Coalitions. They’re Complicated.
While the Scottish National Party took the lead on the “Yes” campaign, they were not the entirety of it. A conscious decision was made to incorporate other political groups into the fold to, hopefully, expand the support base for a “Yes” vote. In doing so, when the independence debate expanded, the coalition complicated matters and muddied what had before been clear water.
For example, when Scottish communist groups publicly came out in support of the “Yes” vote and began to actively participate in the coalition, the “undecideds” got nervous. While Scotland is left-leaning, the participation of the Scottish Greens also drove some of the “undecideds” into the “No” camp.
As the debate turned to post-independence policy, and the “Yes” campaign obliged, the different messages coming from different members of the coalition served to only confuse the issues that has been so clearly spelled out at the beginning of the campaign.
Independence can make for strange bedfellows and everyone, down to the individual, will choose to support or oppose independence for their own reasons. But when you are waging a campaign for the future of your nation, you cannot afford to let your bedfellows become the topic of discussion. You cannot afford to compromise principle for expediency.
Texans, again take heed. You cannot and will not secure independence by becoming yoked to individuals and organizations for whom independence is a “plan B”. You cannot and will not secure independence by adding those into your ranks who hold beliefs that are morally reprehensible. It is important to remember that we will all be judged by the people of Texas by all of the words and all of the actions of those who are perceived as being in favor of Texas independence.
It’s Not Over Until It’s Over
Scotland entered into the UK in 1707. In 2014 the people of Scotland finally were able to go to the polls and have their voices heard on the issue of independence.
Do the math.
It was a long and hard road to get there, paved with the blood, sweat and tears of everyone who came before. They had ups and downs. Mostly downs. But all of that paid off in recent years as Scotland worked to take its power back.
And while they say that Scotland’s vote will be a once-in-a-generation event, don’t count on it.
The UK was able to sway many undecided voters by promising them greater autonomy and powers within the UK. As such, the English, Welsh and Northern Irish are livid. Make no mistake, if the world thought that Scotland’s referendum was a threat to the existence of the UK, the promises made to keep them in it almost certainly guaranteed the UK’s future dissolution.

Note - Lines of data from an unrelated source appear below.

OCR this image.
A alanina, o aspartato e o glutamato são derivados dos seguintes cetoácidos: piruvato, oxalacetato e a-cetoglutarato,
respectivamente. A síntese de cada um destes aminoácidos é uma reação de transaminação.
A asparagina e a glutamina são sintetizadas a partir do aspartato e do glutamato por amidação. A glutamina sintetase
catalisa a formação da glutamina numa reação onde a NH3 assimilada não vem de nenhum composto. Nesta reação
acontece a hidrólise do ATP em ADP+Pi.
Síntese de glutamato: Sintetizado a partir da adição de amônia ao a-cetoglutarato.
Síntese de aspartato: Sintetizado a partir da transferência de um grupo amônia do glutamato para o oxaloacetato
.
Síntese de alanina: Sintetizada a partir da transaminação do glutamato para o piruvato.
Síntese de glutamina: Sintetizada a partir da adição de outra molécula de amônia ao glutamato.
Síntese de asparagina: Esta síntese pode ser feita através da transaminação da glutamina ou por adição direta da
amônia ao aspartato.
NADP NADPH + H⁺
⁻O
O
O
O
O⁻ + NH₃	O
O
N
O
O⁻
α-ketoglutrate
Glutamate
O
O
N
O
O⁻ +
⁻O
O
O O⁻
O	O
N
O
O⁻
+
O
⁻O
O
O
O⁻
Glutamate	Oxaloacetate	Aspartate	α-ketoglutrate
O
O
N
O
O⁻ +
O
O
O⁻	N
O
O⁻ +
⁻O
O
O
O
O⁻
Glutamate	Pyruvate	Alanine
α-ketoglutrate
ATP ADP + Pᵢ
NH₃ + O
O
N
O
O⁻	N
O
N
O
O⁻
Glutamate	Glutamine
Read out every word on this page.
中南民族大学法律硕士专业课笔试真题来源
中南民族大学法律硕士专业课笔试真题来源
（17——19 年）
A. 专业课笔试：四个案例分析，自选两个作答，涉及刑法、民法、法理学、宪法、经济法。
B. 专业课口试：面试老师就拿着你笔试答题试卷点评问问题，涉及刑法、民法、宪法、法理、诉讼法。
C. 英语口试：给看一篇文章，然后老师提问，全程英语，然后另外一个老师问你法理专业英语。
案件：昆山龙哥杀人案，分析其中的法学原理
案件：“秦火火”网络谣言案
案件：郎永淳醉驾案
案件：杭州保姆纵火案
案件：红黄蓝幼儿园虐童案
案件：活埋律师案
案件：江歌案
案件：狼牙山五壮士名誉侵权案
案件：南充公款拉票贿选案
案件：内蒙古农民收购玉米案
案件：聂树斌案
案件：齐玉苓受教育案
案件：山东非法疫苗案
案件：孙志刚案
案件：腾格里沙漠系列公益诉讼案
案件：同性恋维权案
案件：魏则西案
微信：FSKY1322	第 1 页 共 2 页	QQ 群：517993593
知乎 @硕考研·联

The trend toward self-determination continues unabated. It did not stop on 9/18. Scotland will have its bite at the apple as will the remaining parts of the UK. Not to mention Catalonia, Belgium, Venice, Padania and Texas.
Which is brings us back around to home sweet home.
It is important that Texans understand that we are part of a bigger picture. While we focus on Texas and only Texas, we have to know that what we do here matters all over the world. As Texans were fixated on what was happening in Scotland, Texas Nationalists can take heart that the world was looking at us.
The Texas Nationalist Movement is the standard bearer for freedom and self-determination among the states of the United States. We have accomplished more and had more of an impact than any other independence organization in the States. It can all be attributed to perseverance.
We don’t quit. We don’t stop. Because we know that it’s not over until it’s over. And it’s over when Texas stands free and independent.